The Italian researchers therefore analyzed data from 266 patients from a regional Italian multiple myeloma registry to determine which patient characteristics may predict survival and to develop a uniform tool based on those factors.

Patient factors the researchers considered included age, overall health, kidney damage, bone lesions or fractures, low blood cell counts, and the presence of other diseases, such as diabetes or heart problems.

The median age of the patients was 73 years; 38 percent were older than 75 years.

Overall, 88 percent of patients received treatment with novel agent-based therapies such as thalidomide (38 percent), Velcade (38 percent), and Revlimid (13 percent), and 30 percent of patients received a transplant.

The median follow-up time was 22 months.

The median three-year overall survival was 74 percent.

The researchers found that disease stage, poor overall health, and the presence of other diseases had a significant impact on survival.

Based on these findings, the researchers developed a tool called a vulnerability score that is based on two patients factors: poor overall health, and the presence of other diseases.

Patients were classified as being in poor overall health if their "performance status," as measured on the WHO/ECOG scale, was either two, three, or four.   Patients falling into this category include those who are bedridden or unable to walk without assistance.  The category also includes, however, patients able to walk on their own, but who are unable to do more than light physical work.

Patients were classified as having other diseases if their Charlson Comorbity Index was one or greater, meaning that they have at least one other reasonably serious disease (such as diabetes, heart disease, or lung disease).

The vulnerability score for a given patient is calculated by assigning one point for each factor the patient has.

For example, a patient who is not in poor overall health and has no other diseases would have a vulnerability score of 0 points.

On the other hand, a patient who is in poor overall health and has other diseases would have a vulnerability score of 2 points.

There are therefore three possible vulnerability scores: low (0 points), intermediate (1 point), and high (2 points).

As expected, the Italian researchers found that patients with a low vulnerability score had the highest three-year median overall survival rate (91 percent), followed by patients with an intermediate score (83 percent), and patients with a high score (36 percent).

The median overall survival times for patients with low and intermediate scores were not yet reached, compared to 27 months for patients with a high score.
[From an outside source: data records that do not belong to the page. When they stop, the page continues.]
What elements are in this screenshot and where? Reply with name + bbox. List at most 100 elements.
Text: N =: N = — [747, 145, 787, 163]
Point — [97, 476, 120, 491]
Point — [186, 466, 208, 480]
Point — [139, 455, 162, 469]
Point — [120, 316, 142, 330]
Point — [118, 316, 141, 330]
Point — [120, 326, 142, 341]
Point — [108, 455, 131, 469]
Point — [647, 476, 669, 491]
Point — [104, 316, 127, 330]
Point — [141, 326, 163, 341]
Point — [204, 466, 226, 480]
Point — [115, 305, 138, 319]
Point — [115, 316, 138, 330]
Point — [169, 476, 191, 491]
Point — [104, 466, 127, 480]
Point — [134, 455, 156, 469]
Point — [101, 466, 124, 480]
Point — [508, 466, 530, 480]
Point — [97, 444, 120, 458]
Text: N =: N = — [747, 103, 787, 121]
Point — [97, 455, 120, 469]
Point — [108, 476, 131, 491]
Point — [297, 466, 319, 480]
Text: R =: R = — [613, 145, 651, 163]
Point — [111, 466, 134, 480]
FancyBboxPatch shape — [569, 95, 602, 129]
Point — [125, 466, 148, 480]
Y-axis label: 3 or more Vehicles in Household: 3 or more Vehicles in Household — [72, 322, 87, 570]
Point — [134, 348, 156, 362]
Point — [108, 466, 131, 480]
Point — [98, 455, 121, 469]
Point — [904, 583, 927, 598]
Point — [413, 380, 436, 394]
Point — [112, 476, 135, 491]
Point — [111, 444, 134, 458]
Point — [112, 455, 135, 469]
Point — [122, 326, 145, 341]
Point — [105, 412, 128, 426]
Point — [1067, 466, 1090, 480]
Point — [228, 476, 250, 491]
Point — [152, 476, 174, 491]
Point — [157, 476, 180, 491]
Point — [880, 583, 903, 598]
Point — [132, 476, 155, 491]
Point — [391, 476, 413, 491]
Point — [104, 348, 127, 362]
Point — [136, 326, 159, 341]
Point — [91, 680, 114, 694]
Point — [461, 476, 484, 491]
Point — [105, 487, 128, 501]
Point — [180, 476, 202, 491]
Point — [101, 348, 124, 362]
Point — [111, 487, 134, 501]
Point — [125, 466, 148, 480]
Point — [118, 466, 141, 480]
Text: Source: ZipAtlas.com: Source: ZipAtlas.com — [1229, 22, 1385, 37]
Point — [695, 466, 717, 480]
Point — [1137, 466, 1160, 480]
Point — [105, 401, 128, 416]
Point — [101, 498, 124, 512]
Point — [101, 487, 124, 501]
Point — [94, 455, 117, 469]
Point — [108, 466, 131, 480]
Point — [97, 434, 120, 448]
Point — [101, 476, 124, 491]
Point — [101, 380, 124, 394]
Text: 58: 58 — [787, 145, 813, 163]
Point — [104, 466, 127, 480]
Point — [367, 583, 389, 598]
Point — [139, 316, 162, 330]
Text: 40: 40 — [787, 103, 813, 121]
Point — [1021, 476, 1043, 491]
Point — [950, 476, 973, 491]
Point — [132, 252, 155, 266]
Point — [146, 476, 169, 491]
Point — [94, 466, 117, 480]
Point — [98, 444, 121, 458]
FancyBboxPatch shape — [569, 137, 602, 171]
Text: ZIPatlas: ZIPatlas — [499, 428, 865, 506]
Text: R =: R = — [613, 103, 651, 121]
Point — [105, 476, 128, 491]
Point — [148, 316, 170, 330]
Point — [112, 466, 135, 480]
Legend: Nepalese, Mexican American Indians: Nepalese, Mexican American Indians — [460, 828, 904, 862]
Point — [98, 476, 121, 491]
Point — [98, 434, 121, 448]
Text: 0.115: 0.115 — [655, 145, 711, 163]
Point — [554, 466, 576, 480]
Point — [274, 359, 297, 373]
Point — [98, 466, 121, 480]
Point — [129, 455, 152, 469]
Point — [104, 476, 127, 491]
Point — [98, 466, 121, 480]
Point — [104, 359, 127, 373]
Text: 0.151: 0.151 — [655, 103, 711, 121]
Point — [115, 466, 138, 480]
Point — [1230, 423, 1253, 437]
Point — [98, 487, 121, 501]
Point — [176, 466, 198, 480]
The researchers found that the share of patients with a high vulnerability score increased with age: 12 percent of patients aged 65 or younger had a high vulnerability score, compared to 23 percent aged 66 to 75 years, and 35 percent of those older than 75 years.

However, the researchers also found that only a high vulnerability score significantly reduced overall survival in older patients, whereas in younger patients, a high vulnerability score and the disease stage affected overall survival.